La cooperación ruso-china es cada vez más estrecha y se extiende a ámbitos sensibles antes inimaginables. En octubre de 2019, el presidente Vladímir Putin reveló, por ejemplo, que Rusia está ayudando a China a crear un sistema de alerta para ataques de misiles, lo que parece anticipar un modelo integrado y un rudimento de alianza militar defensiva. Esos son, ciertamente, avances mayores.
En la misma línea, la última gran declaración conjunta chino-rusa, la de Moscú del pasado 11 de septiembre, ofreció todo un catálogo de la ampliación de la sintonía entre Moscú y Beijing sobre la situación internacional –recordemos que la primera visita al extranjero de Xi Jinping como presidente fue a Rusia–.
Aquella declaración mencionaba la campaña y la politización antichina con motivo de la pandemia (el «virus de Wuhan» de Donald Trump), la campaña europea y estadounidense para minimizar la decisiva aportación de la Unión Soviética en la derrota del nazismo, y la revitalización de un militarismo sin complejos en las dos potencias derrotadas en 1945: Alemania y Japón.

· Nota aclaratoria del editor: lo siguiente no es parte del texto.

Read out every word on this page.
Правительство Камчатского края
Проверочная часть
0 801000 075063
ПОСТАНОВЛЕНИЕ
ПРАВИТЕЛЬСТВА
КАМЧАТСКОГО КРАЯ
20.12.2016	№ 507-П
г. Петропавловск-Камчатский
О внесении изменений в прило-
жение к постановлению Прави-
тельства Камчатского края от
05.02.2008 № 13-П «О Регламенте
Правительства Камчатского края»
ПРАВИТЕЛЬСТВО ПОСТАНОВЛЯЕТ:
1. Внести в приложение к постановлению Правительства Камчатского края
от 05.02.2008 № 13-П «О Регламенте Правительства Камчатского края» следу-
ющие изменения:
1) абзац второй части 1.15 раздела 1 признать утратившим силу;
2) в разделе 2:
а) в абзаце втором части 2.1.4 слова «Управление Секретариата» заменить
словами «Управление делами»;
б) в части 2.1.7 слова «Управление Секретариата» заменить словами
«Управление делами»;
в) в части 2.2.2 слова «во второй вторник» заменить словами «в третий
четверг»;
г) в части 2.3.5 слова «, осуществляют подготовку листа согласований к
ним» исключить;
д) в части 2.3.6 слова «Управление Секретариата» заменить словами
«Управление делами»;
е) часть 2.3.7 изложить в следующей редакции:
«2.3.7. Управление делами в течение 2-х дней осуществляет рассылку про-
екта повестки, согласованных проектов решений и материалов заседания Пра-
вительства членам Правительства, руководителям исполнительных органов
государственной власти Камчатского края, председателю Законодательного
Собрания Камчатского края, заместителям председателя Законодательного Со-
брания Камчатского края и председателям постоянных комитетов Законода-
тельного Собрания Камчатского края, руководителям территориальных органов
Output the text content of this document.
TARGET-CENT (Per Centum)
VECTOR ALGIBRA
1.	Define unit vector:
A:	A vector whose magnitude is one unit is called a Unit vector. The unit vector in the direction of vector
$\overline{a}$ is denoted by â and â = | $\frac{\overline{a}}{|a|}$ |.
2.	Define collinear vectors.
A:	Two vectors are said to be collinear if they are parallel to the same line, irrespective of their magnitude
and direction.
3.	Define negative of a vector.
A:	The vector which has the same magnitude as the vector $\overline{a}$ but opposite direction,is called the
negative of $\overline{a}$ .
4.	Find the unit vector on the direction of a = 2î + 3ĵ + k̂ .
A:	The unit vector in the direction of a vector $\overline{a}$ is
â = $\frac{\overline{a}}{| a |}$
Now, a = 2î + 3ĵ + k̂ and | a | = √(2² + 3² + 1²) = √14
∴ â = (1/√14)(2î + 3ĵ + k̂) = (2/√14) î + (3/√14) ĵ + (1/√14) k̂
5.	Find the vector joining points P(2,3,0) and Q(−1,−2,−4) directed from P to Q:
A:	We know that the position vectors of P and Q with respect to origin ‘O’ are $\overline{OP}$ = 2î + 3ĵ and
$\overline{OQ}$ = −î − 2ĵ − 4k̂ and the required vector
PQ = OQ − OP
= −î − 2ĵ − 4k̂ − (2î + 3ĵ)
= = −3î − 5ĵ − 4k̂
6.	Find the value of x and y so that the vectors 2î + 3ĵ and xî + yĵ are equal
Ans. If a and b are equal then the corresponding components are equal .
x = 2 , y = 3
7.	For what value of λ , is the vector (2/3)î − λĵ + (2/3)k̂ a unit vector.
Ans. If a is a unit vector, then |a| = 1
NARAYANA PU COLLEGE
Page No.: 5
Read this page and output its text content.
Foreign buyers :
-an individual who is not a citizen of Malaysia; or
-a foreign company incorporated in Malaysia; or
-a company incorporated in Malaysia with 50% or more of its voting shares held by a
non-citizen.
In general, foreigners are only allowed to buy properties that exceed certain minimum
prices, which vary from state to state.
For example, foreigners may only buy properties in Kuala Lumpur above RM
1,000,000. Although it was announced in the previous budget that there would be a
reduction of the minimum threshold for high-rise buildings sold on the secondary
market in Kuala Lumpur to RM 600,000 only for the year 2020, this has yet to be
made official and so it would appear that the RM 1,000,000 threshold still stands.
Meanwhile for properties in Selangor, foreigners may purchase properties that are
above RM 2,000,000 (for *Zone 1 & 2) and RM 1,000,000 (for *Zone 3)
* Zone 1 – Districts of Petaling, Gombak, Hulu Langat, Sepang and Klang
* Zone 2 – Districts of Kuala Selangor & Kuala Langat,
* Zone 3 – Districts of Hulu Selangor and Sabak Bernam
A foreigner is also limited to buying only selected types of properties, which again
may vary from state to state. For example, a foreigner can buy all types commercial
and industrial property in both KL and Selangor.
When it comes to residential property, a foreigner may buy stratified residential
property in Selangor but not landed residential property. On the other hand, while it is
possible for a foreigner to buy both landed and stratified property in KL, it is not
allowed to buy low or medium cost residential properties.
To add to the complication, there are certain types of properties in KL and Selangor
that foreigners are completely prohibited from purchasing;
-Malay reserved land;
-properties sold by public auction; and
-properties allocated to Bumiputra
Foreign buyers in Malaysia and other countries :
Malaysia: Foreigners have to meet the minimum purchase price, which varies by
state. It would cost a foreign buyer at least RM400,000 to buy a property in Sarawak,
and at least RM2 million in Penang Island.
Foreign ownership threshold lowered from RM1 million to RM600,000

Denunciaba también las sanciones y la presión militar, con injerencias desestabilizadoras y alianzas con países hostiles para apretar el cerco alrededor de cada una de las dos potencias: la Organización del Tratado del Atlántico Norte (OTAN) y el grupo GUAM –Georgia, Ucrania, Azerbaiyán y Moldavia, creado en 1997– en el caso de Rusia, y el grupo Diálogo de Seguridad Cuadrilateral (Quad, por sus siglas en inglés) –Australia, India, Japón y Estados Unidos– en el de China.